Um den Grenzkonflikt zu verstehen muss man einen Blick zurück in die Geschichte der beiden Länder werfen, denn in dem Konflikt ging es nicht um die Grenze an sich, sondern um die verschiedenen Auffassungen der Vergangenheit Russlands und Estlands. Diese prägen das Verhältnis zwischen den Staaten noch heute entscheidend und kulminierten an der Grenzfrage. Den Kern der Debatte stellte die offizielle russische Zurückweisung einer Okkupation der baltischen Staaten nach der Umsetzung des Hitler-Stalin-Paktes dar, denn aus russischer Sicht sind die drei baltischen Staaten der Sowjetunion 1940 freiwillig beigetreten. Wobei sich aber fast alle Länder, Historiker und Gelehrte des internationalen Rechts darüber einig sind, dass die Angliederung der drei Staaten an die Sowjetunion damals geltendes internationales Recht verletzte. In der Zeit der zweiten Okkupation, die nach dem Abzug der Deutschen 1944 erfolgte, entstand aber die Grenze zwischen Estland und Russland in ihrer heutigen Form. Estland hatte bis 1990 zur Sowjetunion gehört und ging lange von dem Grenzverlauf aus, der mit dem Frieden von Tartu von 1920 festgelegt wurde. In diesem hatte Sowjet-Russland Estlands Unabhängigkeit „auf alle Zeiten“ anerkannt, auch wurde in dem Abkommen die russisch-estnische Staatsgrenze festgelegt. In der Präambel des Grenzabkommens von 2005 stellte nun die estnische Seite fest, dass sie entgegen dem Friedensvertrag von Tartu mit der Annexion ihres Landes 1945 Territorien verloren hatte, da das Friedensabkommen von Tartu nach der Besetzung Estlands durch die Sowjetunion 1944 nicht mehr anerkannt wurde. Vielmehr hatte diese, die durch die Abkommen von 1920 verloren gegangene Gebiete, wieder an die Russische Sozialistische Sowjetrepublik angegliedert. Später gehörten sie zum Nachfolgestaat der UdSSR, der Russischen Föderation.

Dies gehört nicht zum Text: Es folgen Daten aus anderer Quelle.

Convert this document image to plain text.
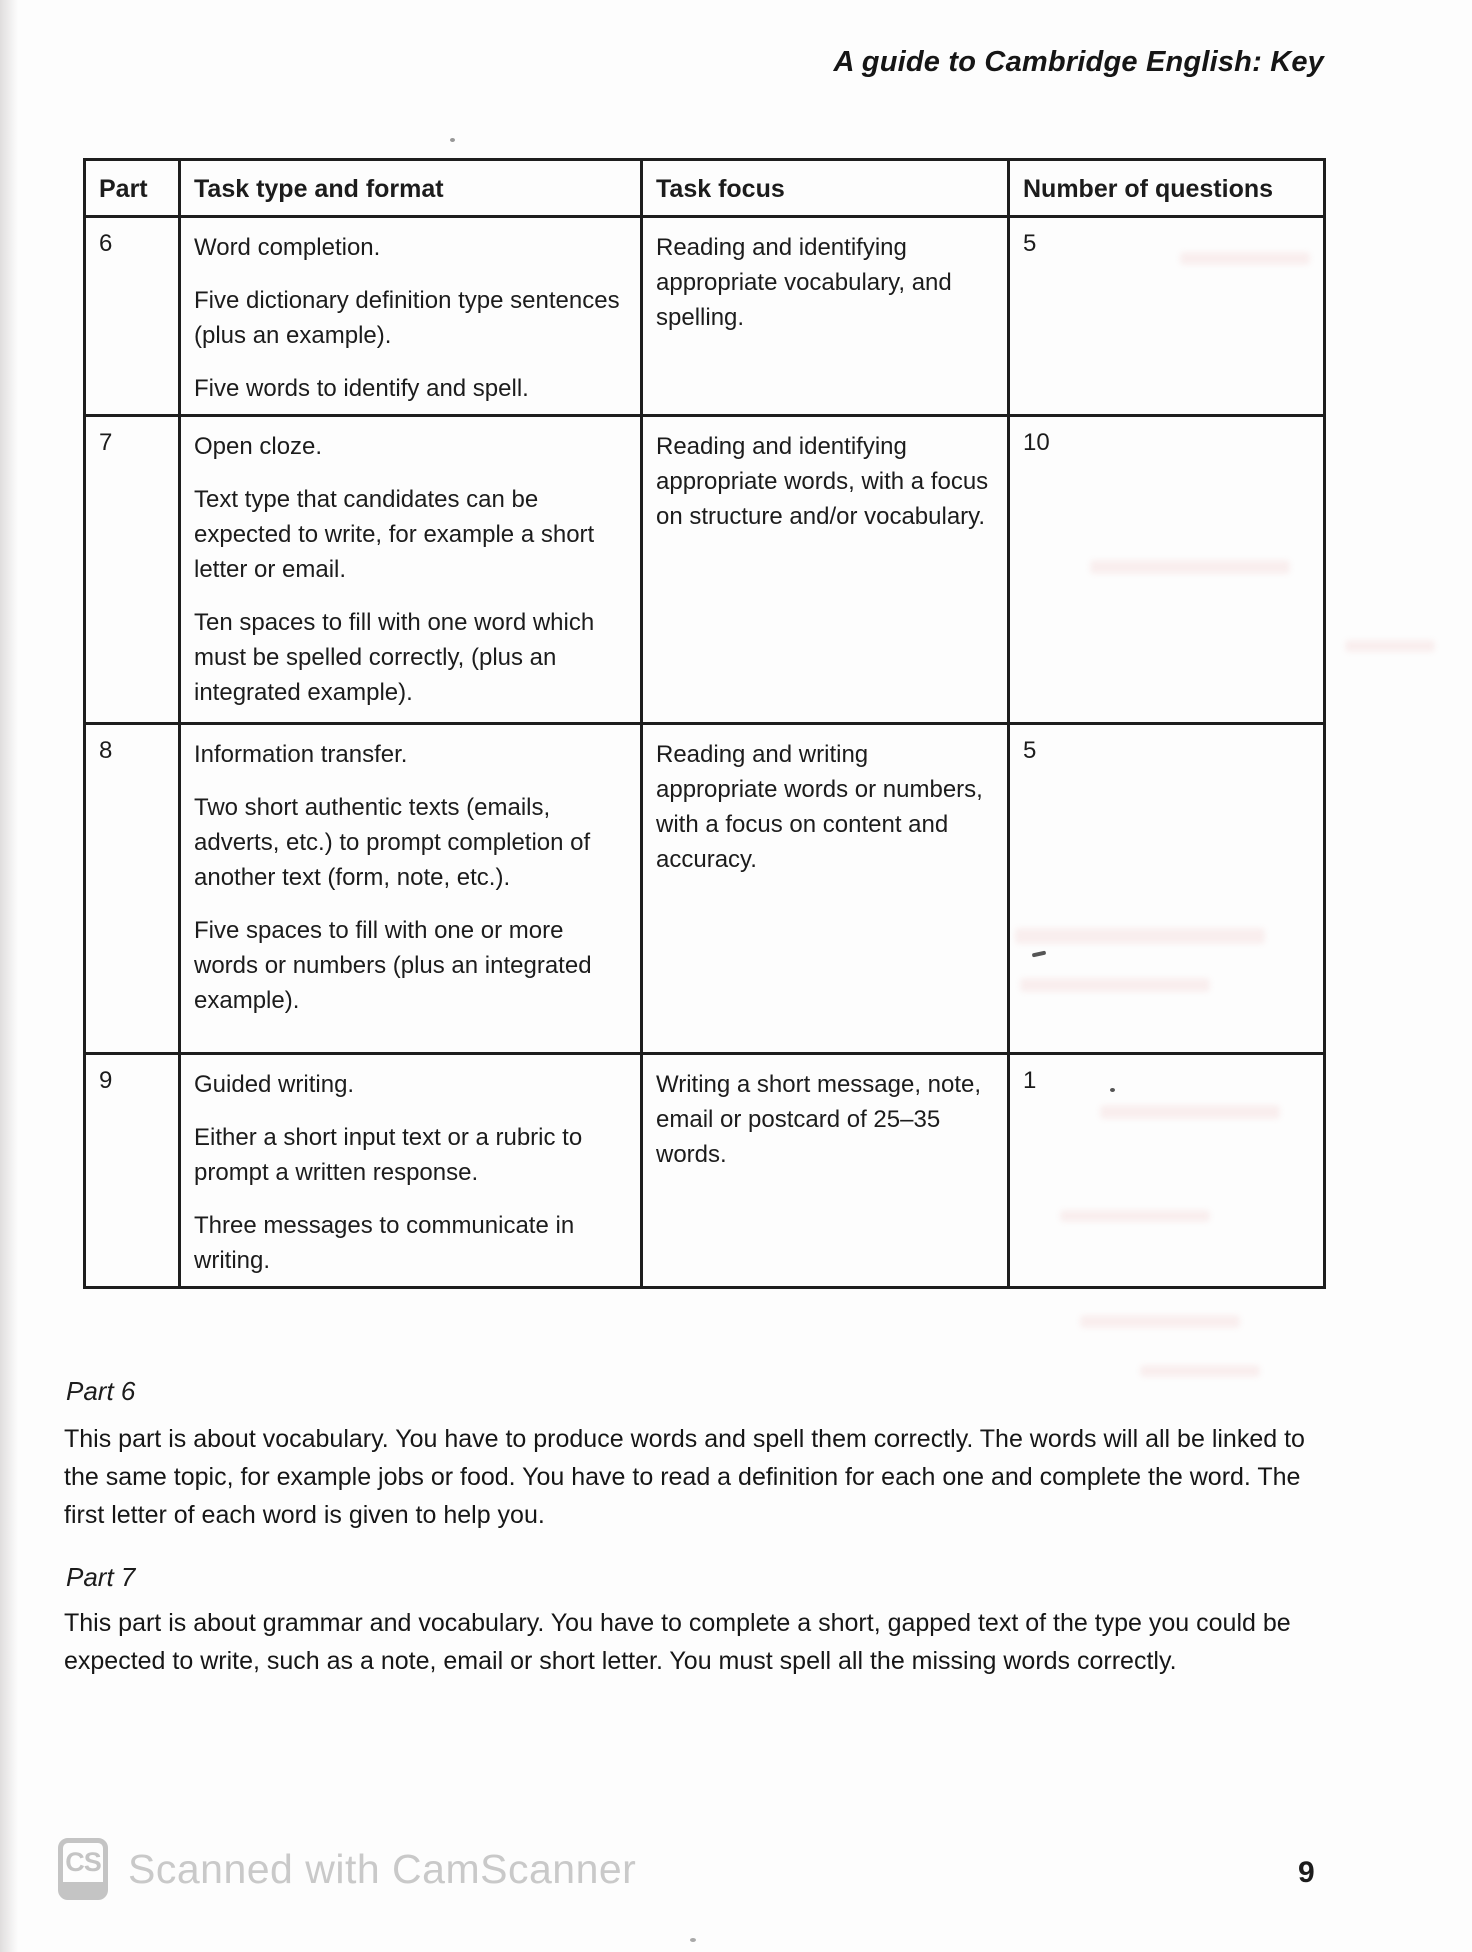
A guide to Cambridge English: Key
Part	Task type and format	Task focus	Number of questions
6	Word completion.

Five dictionary definition type sentences (plus an example).

Five words to identify and spell.	Reading and identifying appropriate vocabulary, and spelling.	5
7	Open cloze.

Text type that candidates can be expected to write, for example a short letter or email.

Ten spaces to fill with one word which must be spelled correctly, (plus an integrated example).	Reading and identifying appropriate words, with a focus on structure and/or vocabulary.	10
8	Information transfer.

Two short authentic texts (emails, adverts, etc.) to prompt completion of another text (form, note, etc.).

Five spaces to fill with one or more words or numbers (plus an integrated example).	Reading and writing appropriate words or numbers, with a focus on content and accuracy.	5
9	Guided writing.

Either a short input text or a rubric to prompt a written response.

Three messages to communicate in writing.	Writing a short message, note, email or postcard of 25–35 words.	1
Part 6
This part is about vocabulary. You have to produce words and spell them correctly. The words will all be linked to the same topic, for example jobs or food. You have to read a definition for each one and complete the word. The first letter of each word is given to help you.
Part 7
This part is about grammar and vocabulary. You have to complete a short, gapped text of the type you could be expected to write, such as a note, email or short letter. You must spell all the missing words correctly.
CS Scanned with CamScanner	9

Zeitleiste Geschichte Estlands
[timelinr orientation=“horizontal” arrowkeys=“true” autoplay=“false” category=“Grenze Estland” order=“asc” dateformat=yy]
Ein anderes Problemfeld eröffnet sich an der Frage, ob Estland für Entschädigungszahlungen wegen Unterdrückung und Verbrechen, die in den 1940er und ‑50er Jahren von der Sowjetunion gegen seine Bürger begangen wurden, berechtigt ist. Auf die Angst vor Entschädigungsforderungen durch Estland kann auch die russische Zögerlichkeit bei der Anerkennung der Kontinuität des estnischen Staates zurückgeführt werden.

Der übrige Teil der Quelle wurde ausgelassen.